Dati e attività regionali sono stati presentati nel corso del convegno “La responsabilità del cambiamento. Le esperienze dei centri per uomini che usano violenza contro le donne” tenutosi oggi, 27 novembre, a Modena e che sarà replicato domani a Parma. Due momenti di riflessione e approfondimento promossi, in occasione della giornata mondiale contro la violenza alle donne, dall’assessorato alle Politiche sociali della Regione Emilia-Romagna per un bilancio dell’attività svolta e per la promozione di nuove sperimentazioni e iniziative per il rafforzamento del contrasto alla violenza maschile.

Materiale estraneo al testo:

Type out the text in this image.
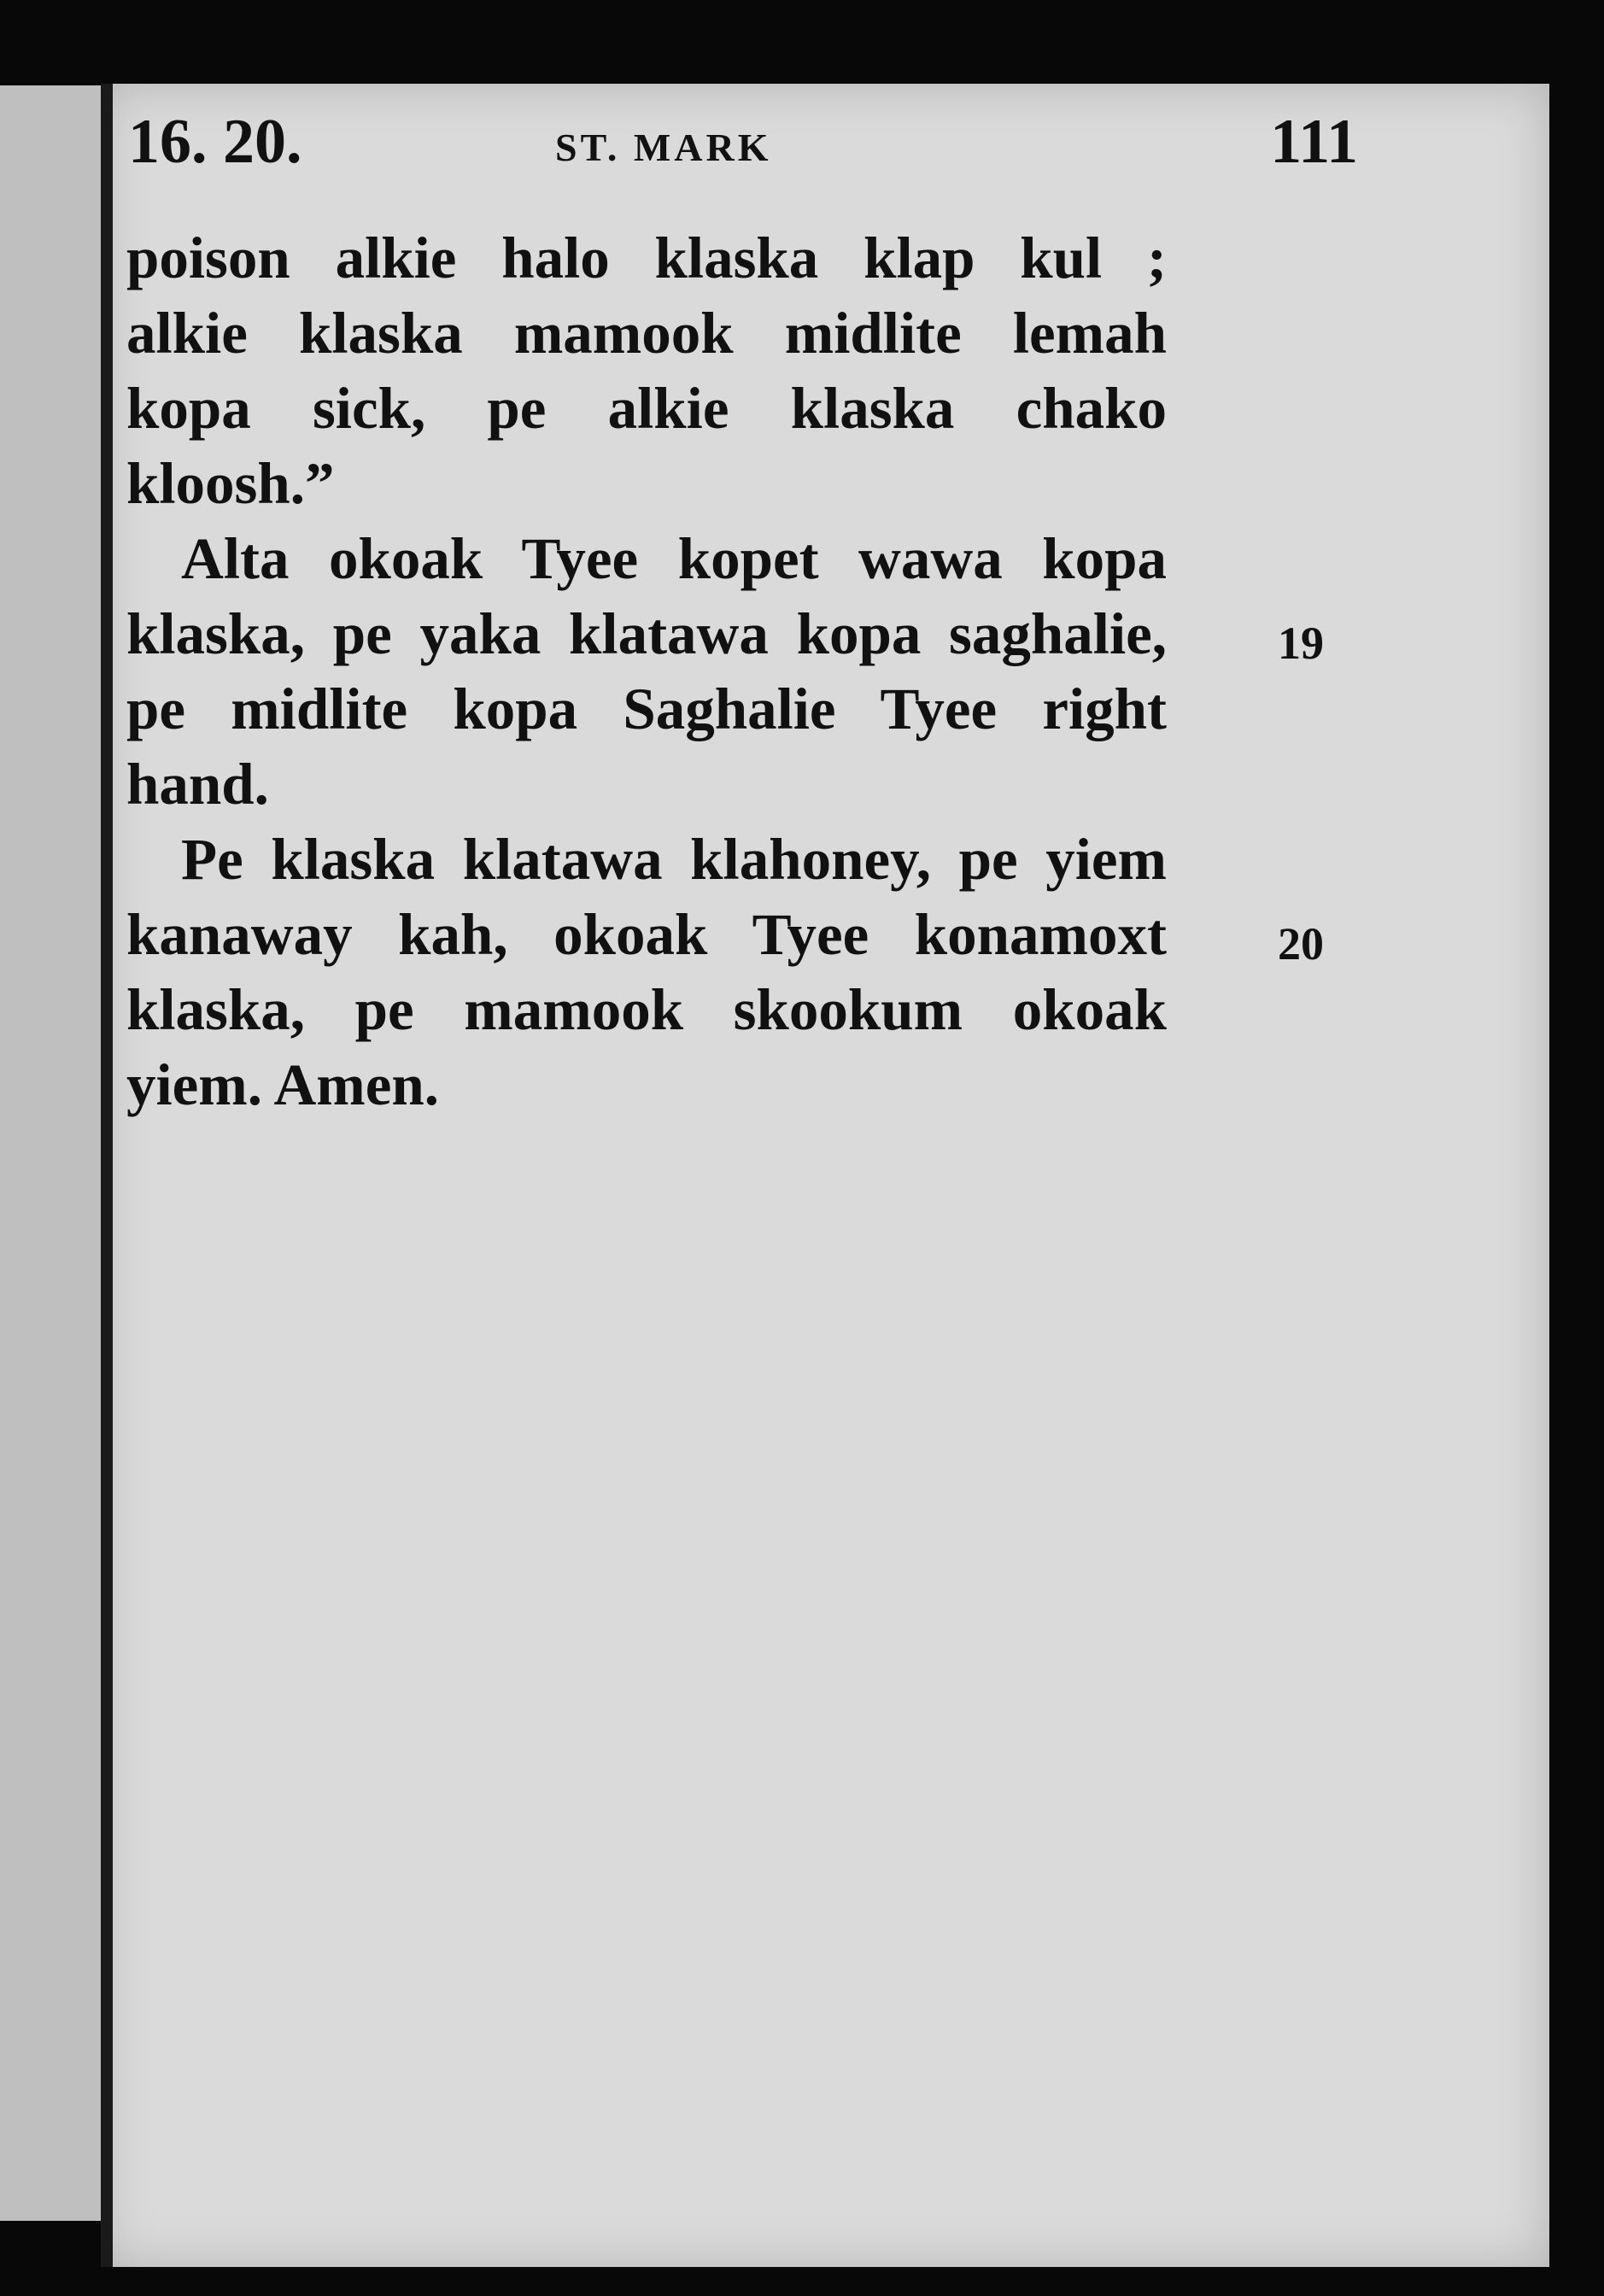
16. 20.	ST. MARK	111
poison alkie halo klaska klap kul ;
alkie klaska mamook midlite lemah
kopa sick, pe alkie klaska chako
kloosh.”
Alta okoak Tyee kopet wawa kopa
klaska, pe yaka klatawa kopa saghalie,
pe midlite kopa Saghalie Tyee right
hand.
Pe klaska klatawa klahoney, pe yiem
kanaway kah, okoak Tyee konamoxt
klaska, pe mamook skookum okoak
yiem. Amen.
19
20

Da anni la Regione lavora in forma integrata con il territorio per il contrasto e la prevenzione della violenza contro donne e minori, per abbattere gli stereotipi e per favorire una cultura del rispetto, dell’autonomia e della dignità, promuovendo al tempo stesso la creazione di reti territoriali realizzate dai soggetti pubblici e privati, in modo da garantire l’accoglienza delle vittime di violenza. Presenti in regione fin dagli anni Novanta, oggi sono tredici i Centri riuniti nel Coordinamento dei Centri antiviolenza dell’Emilia-Romagna (vedi scheda di approfondimento). La Regione ha un centro antiviolenza in ogni capoluogo, per la gran parte gestiti da associazioni di donne. In quattro comuni sono altresì presenti servizi o sportelli dedicati per donne che subiscono violenza, gestiti da soggetti pubblici. Qui le donne in difficoltà trovano risposte concrete alle loro domande di aiuto, anche in situazione di emergenza. I centri svolgono inoltre attività di prevenzione e di studio del fenomeno della violenza, oltre che di sensibilizzazione e di promozione di una cultura di rispetto tra i generi.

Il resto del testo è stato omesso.